MPR ingin ada penambahan ayat di Pasal 3 dan Pasal 23 UUD 1945. Penambahan satu ayat pada Pasal 3 yang memberi kewenangan kepada MPR untuk mengubah dan menetapkan Pokok-Pokok Haluan Negara, serupa dengan GBHN sebelum perubahan UUD NRI Tahun 1945.
Sementara itu, penambahan satu ayat pada Pasal 23 mengatur kewenangan DPR untuk menolak Rancangan Undang Undang Aanggaran Pendapatan dan Belanja Negara (RUU APBN) yang diajukan Presiden apabila tidak sesuai dengan PPHN.
Paloh mengingatkan jika publik tidak menghendaki amandemen terbatas UUD 1945 sebaiknya wacana tersebut ditutup.
Menurut Ketua Dewan Pimpinan Pusat (DPP) Partai Nasdem Bidang Hubungan Legislatif, Atang Irawan, mekanisme perubahan UUD 1945 membuka peluang untuk usul perubahan pasal di luar PPHN.
"Artinya, memungkinkan juga dengan pola perubahan pasal-pasal dalam Pasal 37 akan membuka ruang bagi pengajuan perubahan pasal-pasal lainnya.

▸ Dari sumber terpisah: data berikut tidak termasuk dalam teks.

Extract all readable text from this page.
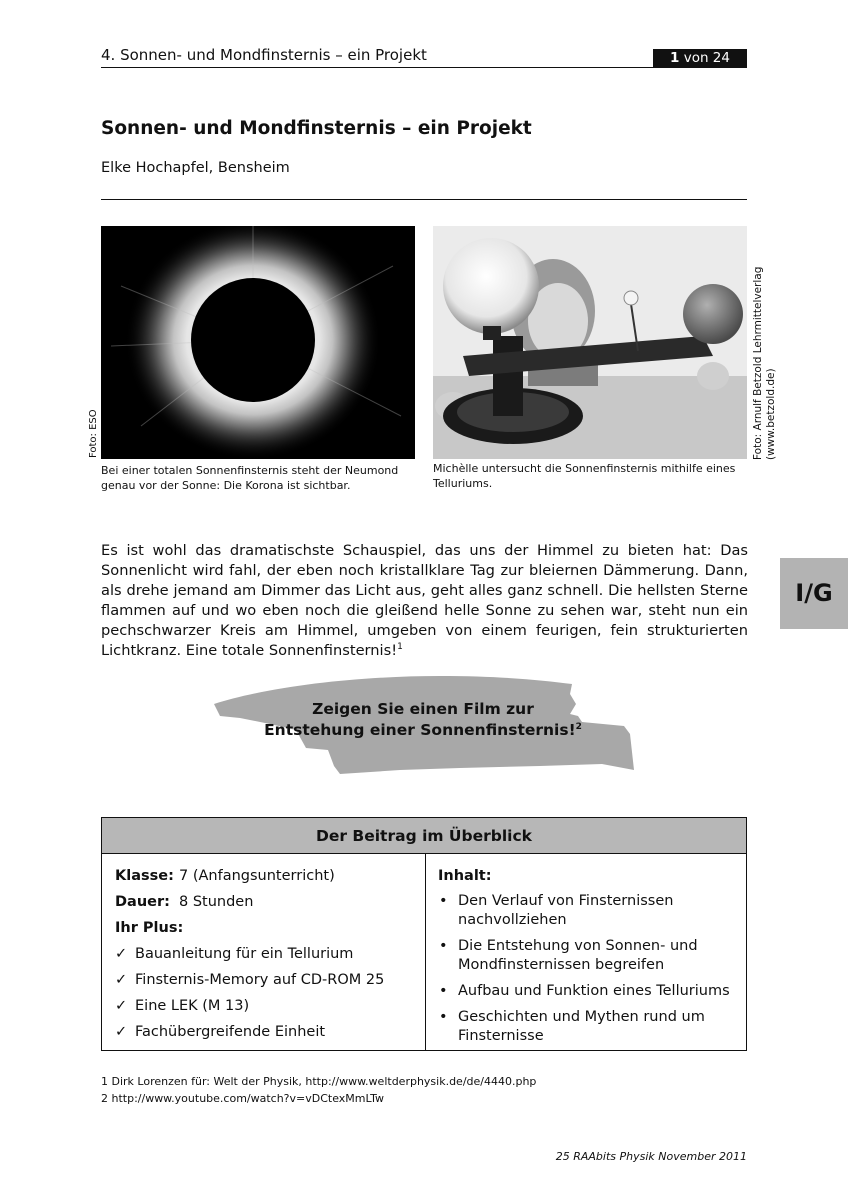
4. Sonnen- und Mondfinsternis – ein Projekt	1 von 24
Sonnen- und Mondfinsternis – ein Projekt
Elke Hochapfel, Bensheim
Foto: ESO
Bei einer totalen Sonnenfinsternis steht der Neumond genau vor der Sonne: Die Korona ist sichtbar.
Foto: Arnulf Betzold Lehrmittelverlag (www.betzold.de)
Michèlle untersucht die Sonnenfinsternis mithilfe eines Telluriums.
Es ist wohl das dramatischste Schauspiel, das uns der Himmel zu bieten hat: Das Sonnenlicht wird fahl, der eben noch kristallklare Tag zur bleiernen Dämmerung. Dann, als drehe jemand am Dimmer das Licht aus, geht alles ganz schnell. Die hellsten Sterne flammen auf und wo eben noch die gleißend helle Sonne zu sehen war, steht nun ein pechschwarzer Kreis am Himmel, umgeben von einem feurigen, fein strukturierten Lichtkranz. Eine totale Sonnenfinsternis!$^1$
I/G
Zeigen Sie einen Film zur
Entstehung einer Sonnenfinsternis!$^2$
Der Beitrag im Überblick
Klasse: 7 (Anfangsunterricht)
Dauer: 8 Stunden
Ihr Plus:
✓ Bauanleitung für ein Tellurium
✓ Finsternis-Memory auf CD-ROM 25
✓ Eine LEK (M 13)
✓ Fachübergreifende Einheit
Inhalt:
• Den Verlauf von Finsternissen nachvollziehen
• Die Entstehung von Sonnen- und Mondfinsternissen begreifen
• Aufbau und Funktion eines Telluriums
• Geschichten und Mythen rund um Finsternisse
1 Dirk Lorenzen für: Welt der Physik, http://www.weltderphysik.de/de/4440.php
2 http://www.youtube.com/watch?v=vDCtexMmLTw
25 RAAbits Physik November 2011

Tidak hanya satu pasal," kata Atang.
Sedangkan Ketua Umum PAN Zulkifli Hasan meyakini amandemen terbatas tidak akan dilakukan hingga Pemilu mendatang. Ia menjamin hal itu karena mengaku mengikuti perkembangan hari ini.
"Saya kira sampai Pemilu yang akan datang amandemen itu tidak akan terjadi. Oleh sebab itu tidak usah khawatir berlebihan," katanya.
Partai Kebangkitan Bangsa (PKB) menyatakan belum memberikan sikap terhadap wacana amandemen terbatas. Namun, Wakil Ketua MPR RI Fraksi PKB Jazilul Fawaid, mengakui pada periode sebelumnya PKB menyetujui PPHN masuk dalam amandemen.
"Sekarang kita ikuti perkembangan nanti, arahan ketua umum, dskusi partai, begitu, tetapi ingin bahwa kalau memang amandemen itu terbatas tapi jangan membatasi yang lain," ujar Jazilul.
ADVERTISEMENT
SCROLL TO RESUME CONTENT
Sementara PPP menyatakan terbuka untuk melakukan amandemen UUD 1945. Selama amandemen tersebut tidak sembarangan dan membuka partisipasi publik. "Jadi saya kira nanti kekuatan politik yang terpresentasikan Fraksi-Fraksi di MPR itu sepakat mengusulkan amendemen untuk PPHN tadi maka tetap partisipasi publik harus dibuka," ujar Wakil Ketua MPR Fraksi PPP Arsul Sani.
Adapun Partai Gerindra mendukung memasukan PPHN dalam amandemen terbatas UUD 1945. Wakil Ketua MPR Fraksi Gerindra Ahmad Muzani menilai PPHN untuk memastikan keberlanjutan pembangunan. Namun, Gerindra memberi catatan amandemen tidak melebar.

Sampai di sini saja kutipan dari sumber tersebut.